Many details found their way into The Phoenix Code. Here are just two scenes as examples.

1. Ryan's Big Leap

It's Chapter 18 and Cleo and Ryan are crossing the Nile on a ferry on their way back from looking for important documents at the museum. Disaster strikes when an unknown thief steals Ryan's backpack -  which contains a very precious cargo (I won't tell you what it is so I don't spoil the plot for  you if you've not read it). When the thief throws the backpack overboard to a man in a tiny rowing boat far below, Ryan dives into the water to try to save it. Things don't go too well at first, but luckily Ryan gets some much-needed help from Mr Mansour, the caretaker from Cleo's apartment building, who is out fishing with his grandson, Ali . . .

the elegant "feluccas" that Ryan notices on the water - before he has more serious things to worry about - like crocodiles trying to bit his legs off!

These little boats that drew up alongside us our boat gave me the idea for the thief throwing the backpack to his  accomplice in the small rowing boat far below  These men weren't stealing anything though - they were just trying to sell their wares - towels, rugs, shawls and so on - to the tourists on the big boats.

The salesmen threw the items up onto deck. If people wanted to buy they threw the money down, but mainly they just thew the unwanted goods back.

Luckily the men on the boats were very good at catching - (much better than the thief's accomplice).

Ryan thinks the water must be safe because he sees guys washing their donkeys and playing in the water. Cleo is not so sure!
The backpack gets caught on a "raft" of weeds that float down the Nile - a bit like the ones where this little bird is sitting.

The Arabic name for the plant  that floats in these clumps is Ward-i-Nil. I noticed them because one features in a tragic incident in a crime novel that I was reading, which was also set partly in Egypt - "The Labyrinth of Osiris" by Paul Sussman.
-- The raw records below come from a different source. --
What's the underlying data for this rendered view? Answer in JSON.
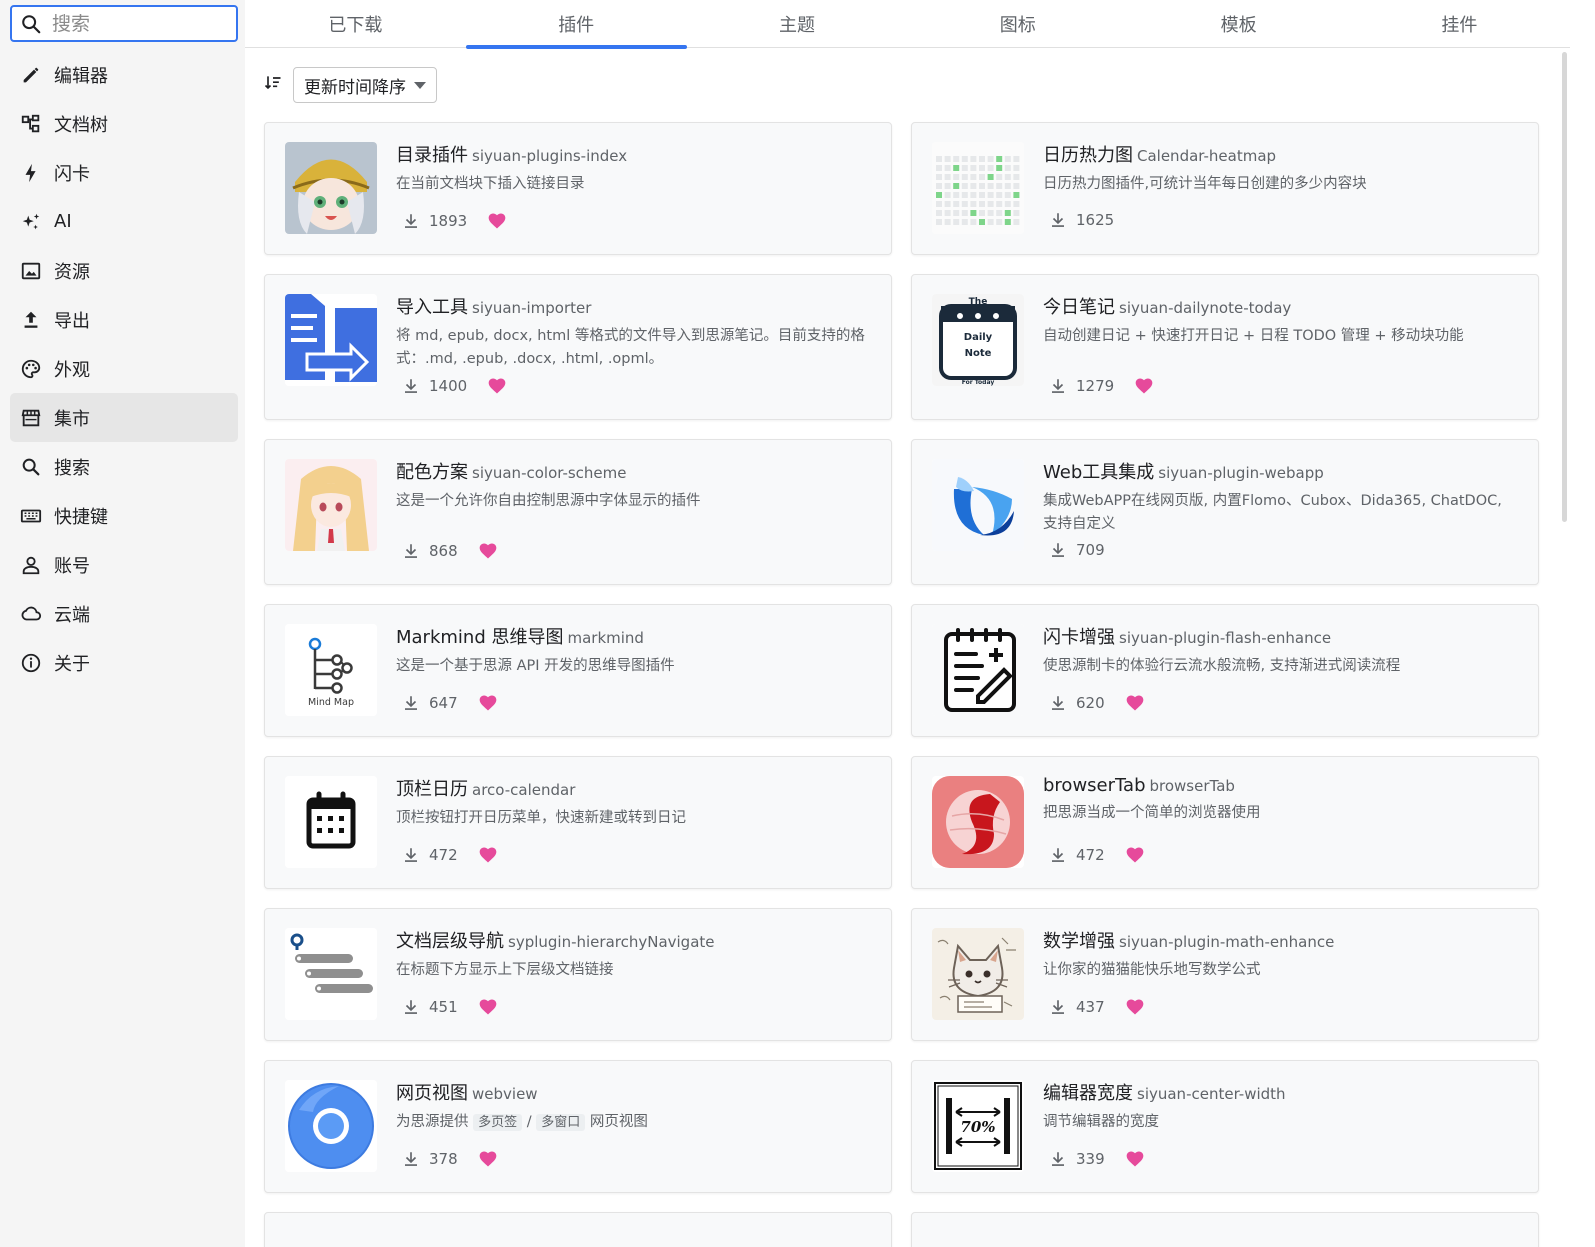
{
  "sidebar": {
    "search_placeholder": "搜索",
    "items": [
      {
        "label": "编辑器",
        "icon": "pencil-icon",
        "active": false
      },
      {
        "label": "文档树",
        "icon": "tree-icon",
        "active": false
      },
      {
        "label": "闪卡",
        "icon": "lightning-icon",
        "active": false
      },
      {
        "label": "AI",
        "icon": "sparkle-icon",
        "active": false
      },
      {
        "label": "资源",
        "icon": "image-icon",
        "active": false
      },
      {
        "label": "导出",
        "icon": "upload-icon",
        "active": false
      },
      {
        "label": "外观",
        "icon": "palette-icon",
        "active": false
      },
      {
        "label": "集市",
        "icon": "store-icon",
        "active": true
      },
      {
        "label": "搜索",
        "icon": "search-icon",
        "active": false
      },
      {
        "label": "快捷键",
        "icon": "keyboard-icon",
        "active": false
      },
      {
        "label": "账号",
        "icon": "account-icon",
        "active": false
      },
      {
        "label": "云端",
        "icon": "cloud-icon",
        "active": false
      },
      {
        "label": "关于",
        "icon": "info-icon",
        "active": false
      }
    ]
  },
  "tabs": [
    {
      "label": "已下载",
      "active": false
    },
    {
      "label": "插件",
      "active": true
    },
    {
      "label": "主题",
      "active": false
    },
    {
      "label": "图标",
      "active": false
    },
    {
      "label": "模板",
      "active": false
    },
    {
      "label": "挂件",
      "active": false
    }
  ],
  "toolbar": {
    "sort_label": "更新时间降序"
  },
  "colors": {
    "accent": "#3575f0",
    "heart": "#e64a9b"
  },
  "plugins": [
    {
      "name": "目录插件",
      "package": "siyuan-plugins-index",
      "description": "在当前文档块下插入链接目录",
      "downloads": "1893",
      "thumb": "anime-girl-yellow-hat"
    },
    {
      "name": "日历热力图",
      "package": "Calendar-heatmap",
      "description": "日历热力图插件,可统计当年每日创建的多少内容块",
      "downloads": "1625",
      "thumb": "heatmap-grid"
    },
    {
      "name": "导入工具",
      "package": "siyuan-importer",
      "description": "将 md, epub, docx, html 等格式的文件导入到思源笔记。目前支持的格式：.md, .epub, .docx, .html, .opml。",
      "downloads": "1400",
      "thumb": "import-arrow"
    },
    {
      "name": "今日笔记",
      "package": "siyuan-dailynote-today",
      "description": "自动创建日记 + 快速打开日记 + 日程 TODO 管理 + 移动块功能",
      "downloads": "1279",
      "thumb": "daily-note-logo"
    },
    {
      "name": "配色方案",
      "package": "siyuan-color-scheme",
      "description": "这是一个允许你自由控制思源中字体显示的插件",
      "downloads": "868",
      "thumb": "anime-girl-blonde"
    },
    {
      "name": "Web工具集成",
      "package": "siyuan-plugin-webapp",
      "description": "集成WebAPP在线网页版, 内置Flomo、Cubox、Dida365, ChatDOC, 支持自定义",
      "downloads": "709",
      "thumb": "blue-petal"
    },
    {
      "name": "Markmind 思维导图",
      "package": "markmind",
      "description": "这是一个基于思源 API 开发的思维导图插件",
      "downloads": "647",
      "thumb": "mind-map",
      "thumb_text": "Mind Map"
    },
    {
      "name": "闪卡增强",
      "package": "siyuan-plugin-flash-enhance",
      "description": "使思源制卡的体验行云流水般流畅, 支持渐进式阅读流程",
      "downloads": "620",
      "thumb": "notepad-edit"
    },
    {
      "name": "顶栏日历",
      "package": "arco-calendar",
      "description": "顶栏按钮打开日历菜单，快速新建或转到日记",
      "downloads": "472",
      "thumb": "calendar"
    },
    {
      "name": "browserTab",
      "package": "browserTab",
      "description": "把思源当成一个简单的浏览器使用",
      "downloads": "472",
      "thumb": "red-sphere"
    },
    {
      "name": "文档层级导航",
      "package": "syplugin-hierarchyNavigate",
      "description": "在标题下方显示上下层级文档链接",
      "downloads": "451",
      "thumb": "hierarchy-bars"
    },
    {
      "name": "数学增强",
      "package": "siyuan-plugin-math-enhance",
      "description": "让你家的猫猫能快乐地写数学公式",
      "downloads": "437",
      "thumb": "cat-math"
    },
    {
      "name": "网页视图",
      "package": "webview",
      "description": "为思源提供",
      "description_code_1": "多页签",
      "description_sep": "/",
      "description_code_2": "多窗口",
      "description_tail": "网页视图",
      "downloads": "378",
      "thumb": "chrome-circle"
    },
    {
      "name": "编辑器宽度",
      "package": "siyuan-center-width",
      "description": "调节编辑器的宽度",
      "downloads": "339",
      "thumb": "width-70",
      "thumb_text": "70%"
    }
  ]
}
As we passed this man in his fishing boat he proudly held up the fish he'd just caught. I'm not sure whether it's a Nile Perch, but that's what it turns into when Mr Mansour catches it in The Phoenix Code - and he catches Ryan at the same time! I even based the "jade-green" of Mr Mansour's boat on the beautiful colour of this one.

Ryan is sure he's being savaged by a crocodile when he's in the water. He's not quite convinced when Cleo points out that there are no crocodiles in the Nile, at least not north of the Aswan dam. This little croc was a pet kept in a tank (don't worry, the man isn't trying to strangle it, just holding his pet carefully!)

2. Escape from Karnak

The Karnak temple complex in Luxor is one of the most magnificent sites in the world. If you ever have chance to go there, grab it with both hands and GO!  Built over many years it contains hundreds of temples, columns, pylons, statues and is truly one of the wonders of the world. If you want to find out more, have a look at this this amazing website, which contains reconstructions, time maps and videos.

When Cleo and Ryan discover that the priest, Rahotep, was sent to Karnak in the guise of an apprentice priest while searching for the Benben Stone they are certain that it's the place to look for clues to crack his coded messages.

First problem: it's a big place.
Second problem: they're not the only ones looking . . .  soon they're both running for their lives!

My visit to Karnak wasn't quite as dramatic, but it is an experience that will live with me for the rest of my life.

This is the Hypostyle Hall. There are more than a hundred and twenty of these massive columns. Ryan compares it to a forest of mighty redwood trees. He's totally dumbstuck.

"I forgot you hadn't seen the Great Hypostyle Hall," Cleo said. "Impressive, isn't it?'

There she goes with the understatement again, Ryan thought. Manchester Town Hall was impressive. This was in a whole other league!
(The Phoenix Code, p155) 

That's just how I felt!

But I was also looking at things the other tourists probably weren't quite so interested in! Here and there were ladders and scaffolding platforms, where the people restoring the stonework had been climbing up to work on various sections.
Hmm, I thought, that would be just the thing if you need to climb over a wall to escape from someone chasing you in and out of all those columns . . .
And, of course, that's what Ryan does.

As Ryan escapes he uses some wall carvings as a foothold to help climb up. The carving is of Rameses II holding out a bunch of severed heads of his enemies to Amun-Ra. You might think I made that gory scene up, but I saw one just like it.  The figure on the left is holding a bunch of enemies (shown as small people to make it clear that they are not as powerful as they think!) - happily not decapitated in this picture, although they were in others!

Ryan then ends up sharing a ride on a donkey cart full of oranges with a snake. Spooked by a low-flying orange, the donkey hurtles out of control through the narrow streets of a busy night market. You might think I got this idea from watching too many car chases on TV, but in fact this really happened to me in Luxor. OK, it wasn't a donkey cart and there was no snake, but we did take a ride on a horse and cart through the market and the horse did get spooked and start galloping through the alleyways, as people leaped out of the way . . .

" Women scooped children out of the path of the runaway cart. A man carrying a tray of white eggs jumped backwards and landed in a tub of chilli powder. The eggs flew up and rained down like hail to splatter all over the mounds of spices and bunches of herbs. "Sorry!' Ryan shouted in all directions, ducking as the items for sale, hanging from lines festooned between the buildings on either side of the alley zoomed towards him: dresses, towels, blankets, radios, kettles, furry toys, baskets of live chickens, sides of meat, bike tyres and flip-flops. It was like the most random 3D film ever."
(The Phoenix Code, p 178)

When I got home I covered the pinboard in my office with souvenirs and pictures from the trip to keep me inspired while I was writing.